The implementation of proxy_server.py

import os

import aiohttp
from quart import Quart, make_response, request

AIOHTTP_TIMEOUT = aiohttp.ClientTimeout(total=6 * 60 * 60)

app = Quart(__name__)


async def forward_request(url, data):
    async with aiohttp.ClientSession(timeout=AIOHTTP_TIMEOUT) as session:
        headers = {
            "Authorization": f"Bearer {os.environ.get('OPENAI_API_KEY')}"
        }
        async with session.post(url=url, json=data,
                                headers=headers) as response:
            if response.status == 200:
                if True:
                    async for chunk_bytes in response.content.iter_chunked(
                            1024):
                        yield chunk_bytes
                else:
                    content = await response.read()
                    yield content


@app.route('/v1/completions', methods=['POST'])
async def handle_request():
    try:
        original_request_data = await request.get_json()

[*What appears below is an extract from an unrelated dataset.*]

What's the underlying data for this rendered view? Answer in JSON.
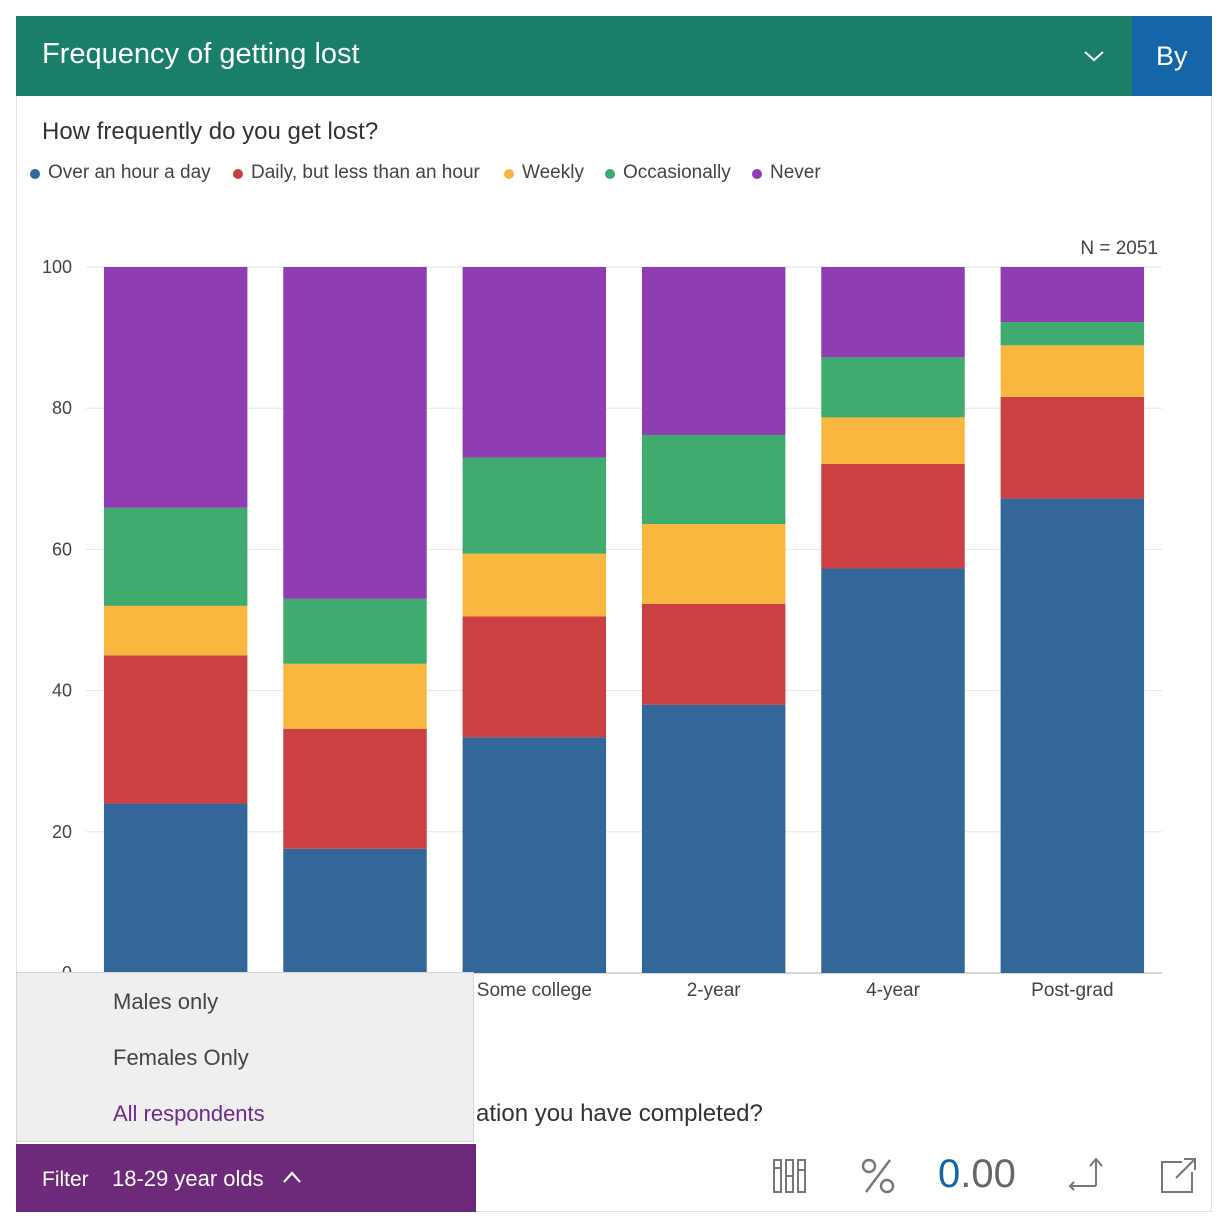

        prefill_request = original_request_data.copy()
        # change max_tokens = 1 to let it only do prefill
        prefill_request['max_tokens'] = 1

        # finish prefill
        async for _ in forward_request('http://localhost:8100/v1/completions',
                                       prefill_request):
            continue

        # return decode
        generator = forward_request('http://192.168.0.139:8200/v1/completions', # Be sure to change the IP address for your machine
                                    original_request_data)
        response = await make_response(generator)
        response.timeout = None

        return response

    except Exception as e:
        import sys
        import traceback
        exc_info = sys.exc_info()
        print("Error occurred in disagg prefill proxy server")
        print(e)
        print("".join(traceback.format_exception(*exc_info)))


if __name__ == '__main__':
    app.run(host="0.0.0.0",port=8000)

Be sure to change the IP address in the code.

Test with openai compatible request

curl -s http://localhost:8000/v1/completions -H "Content-Type: application/json" -d '{
  "model": "Qwen/Qwen2.5-7B-Instruct-GPTQ-Int4",
  "prompt": "San Francisco is a",
  "max_tokens": 1000
}'
  • If you are not testing on the proxy server, please change the localhost to the IP address of the proxy server.